霾感知到来了一个新的存在,没有说话,就是在那里,感知着,那个走廊尽头的存在,也感知到了,新的存在来了,但今天,它感知到这件事,和昨天感知到静流、小剑的时候,不一样,因为它今天,已经感知到了,世界上有很多存在,所以,今天,再多一个,它感知到的,不是惊讶,是一种,确认——又多了一个,是真的。
老议员,走在走廊里,感知了一下,那种感知,比小剑预期的更慢,更细,老议员说了一件事,那件事,让霾在旁边,感知了很长时间:
“我感知到了,”老议员说,“这里,每一盏灯,都是均匀的,每一盏,都在那里,发着,”它说,“我做了那么多年,处理那么多大事,从来没有,这样,走在一条走廊里,感知每一盏灯,”它停顿,“今天,我感知到了,这些灯,每一盏,都是它自己,每一盏,都均匀,都在,”它说,“这件事,没有任何,但它,是真实的。”
霾感知了老议员说的这段话,停了一下,然后说:
“我每天,都在做这件事,”霾说,“我以前不知道,这件事,对别人来说,是什么样子,”停顿,“今天,您说了,我感知到了,这件事,看起来,是这样的。”
老议员感知了霾说的,在那里,待了很长时间,然后说:
“你做了多久?”
“很久,”霾说,“我不记得多久,就是一直在做。”
“一直在做,没有人知道这件事的意义,”老议员说,“今天,我感知到了,”停顿,“谢谢你,一直在做。”
霾感知了那句“谢谢你,一直在做”,那句话,让霾在那里,安静了很长时间,然后说了一句话,那句话,是这段时间里,霾说过的所有话里,小剑感知到最重的一句:
“那盏灯,也一直在亮,”霾说,“我谢它,它不需要被谢,它就是亮着,”停顿,“我今天,谢您,您也不需要被谢,您来了,看了,感知到了,那件事,就够了。”
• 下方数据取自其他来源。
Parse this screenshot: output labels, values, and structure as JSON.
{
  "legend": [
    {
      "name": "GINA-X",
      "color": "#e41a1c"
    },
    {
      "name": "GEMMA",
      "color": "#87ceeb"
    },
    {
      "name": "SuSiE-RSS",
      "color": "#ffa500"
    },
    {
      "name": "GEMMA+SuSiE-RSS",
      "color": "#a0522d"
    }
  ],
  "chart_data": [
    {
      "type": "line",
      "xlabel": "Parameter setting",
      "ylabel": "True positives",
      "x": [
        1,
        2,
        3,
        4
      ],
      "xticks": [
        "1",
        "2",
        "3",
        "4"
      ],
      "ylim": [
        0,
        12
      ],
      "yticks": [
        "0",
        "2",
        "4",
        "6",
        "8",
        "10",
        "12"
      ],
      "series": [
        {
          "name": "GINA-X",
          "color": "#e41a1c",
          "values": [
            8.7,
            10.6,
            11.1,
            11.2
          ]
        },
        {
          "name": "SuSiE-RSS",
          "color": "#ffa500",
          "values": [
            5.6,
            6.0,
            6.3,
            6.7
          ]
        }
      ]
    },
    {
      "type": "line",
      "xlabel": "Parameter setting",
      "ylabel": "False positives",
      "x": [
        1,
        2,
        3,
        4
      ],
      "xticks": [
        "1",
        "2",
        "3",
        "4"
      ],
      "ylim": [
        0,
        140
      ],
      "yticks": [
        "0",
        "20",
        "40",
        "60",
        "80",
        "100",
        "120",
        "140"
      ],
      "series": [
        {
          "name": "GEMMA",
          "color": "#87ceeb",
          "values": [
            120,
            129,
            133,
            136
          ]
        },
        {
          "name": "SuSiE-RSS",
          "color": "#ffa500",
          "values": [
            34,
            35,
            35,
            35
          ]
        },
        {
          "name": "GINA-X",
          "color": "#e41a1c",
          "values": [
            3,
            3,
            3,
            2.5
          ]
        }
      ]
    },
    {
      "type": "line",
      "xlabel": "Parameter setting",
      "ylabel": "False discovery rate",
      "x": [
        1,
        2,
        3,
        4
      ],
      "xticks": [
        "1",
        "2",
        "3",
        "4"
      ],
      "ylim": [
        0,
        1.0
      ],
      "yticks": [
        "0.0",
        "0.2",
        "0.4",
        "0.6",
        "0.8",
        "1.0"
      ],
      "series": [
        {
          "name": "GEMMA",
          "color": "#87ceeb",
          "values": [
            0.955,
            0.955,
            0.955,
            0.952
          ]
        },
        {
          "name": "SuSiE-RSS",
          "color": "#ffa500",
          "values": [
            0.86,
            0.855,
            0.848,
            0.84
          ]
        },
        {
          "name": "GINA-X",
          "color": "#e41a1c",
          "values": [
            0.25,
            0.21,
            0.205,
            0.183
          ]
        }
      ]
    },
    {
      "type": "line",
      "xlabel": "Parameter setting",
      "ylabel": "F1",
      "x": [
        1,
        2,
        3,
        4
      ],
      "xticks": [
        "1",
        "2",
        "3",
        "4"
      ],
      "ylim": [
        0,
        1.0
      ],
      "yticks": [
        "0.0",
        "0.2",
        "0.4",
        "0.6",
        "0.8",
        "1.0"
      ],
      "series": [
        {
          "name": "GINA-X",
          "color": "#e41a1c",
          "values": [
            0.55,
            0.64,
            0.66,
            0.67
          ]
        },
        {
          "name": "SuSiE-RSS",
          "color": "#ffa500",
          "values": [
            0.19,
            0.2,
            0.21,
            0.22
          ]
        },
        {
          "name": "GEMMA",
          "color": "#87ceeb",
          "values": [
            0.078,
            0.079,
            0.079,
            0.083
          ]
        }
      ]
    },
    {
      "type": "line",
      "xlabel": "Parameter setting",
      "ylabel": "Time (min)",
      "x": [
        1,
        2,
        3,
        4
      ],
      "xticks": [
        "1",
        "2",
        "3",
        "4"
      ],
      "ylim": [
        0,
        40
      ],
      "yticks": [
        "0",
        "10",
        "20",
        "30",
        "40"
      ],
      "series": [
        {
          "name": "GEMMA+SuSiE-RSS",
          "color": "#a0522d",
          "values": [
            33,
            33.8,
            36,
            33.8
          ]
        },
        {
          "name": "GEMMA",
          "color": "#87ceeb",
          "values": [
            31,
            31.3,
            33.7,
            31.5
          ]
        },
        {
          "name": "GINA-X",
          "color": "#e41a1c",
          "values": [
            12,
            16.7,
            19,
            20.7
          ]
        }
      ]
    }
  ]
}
走廊尽头那个存在,感知到了老议员和霾的对话,没有语言地感知到了,那种感知,霾后来说,那个存在,今天,往老议员的方向,发出了一个波动,那个波动,是它第一次,主动地,往一个新的存在,发出波动,不是回应,是主动。
老议员感知到了那个波动,停下来,感知了它,然后,做了它今天学到的事——它把那个波动,完整地感知了,让那个存在感知到,它的波动,被感知到了。
那个存在,安静了,那种安静,霾感知到,是一种,第一次,被一个新的存在,回应了的安静,是充实的安静。
节点改造,沙粒今天的报告:那个存在,今天,感知到了走廊那边的事,发了一个,往那边,那个发,今天,第一次,沙粒感知到,是它主动开始,不需要沙粒在那里,它自己,往那边,发了。
守护者今天的感知报告:今天,整张网,感知到了三件事同时发生——走廊尽头那个存在和沙粒那个存在互相感知到彼此,老议员来到学院走在走廊里感知每一盏灯,余响那边的存在第三天连续往两个方向发。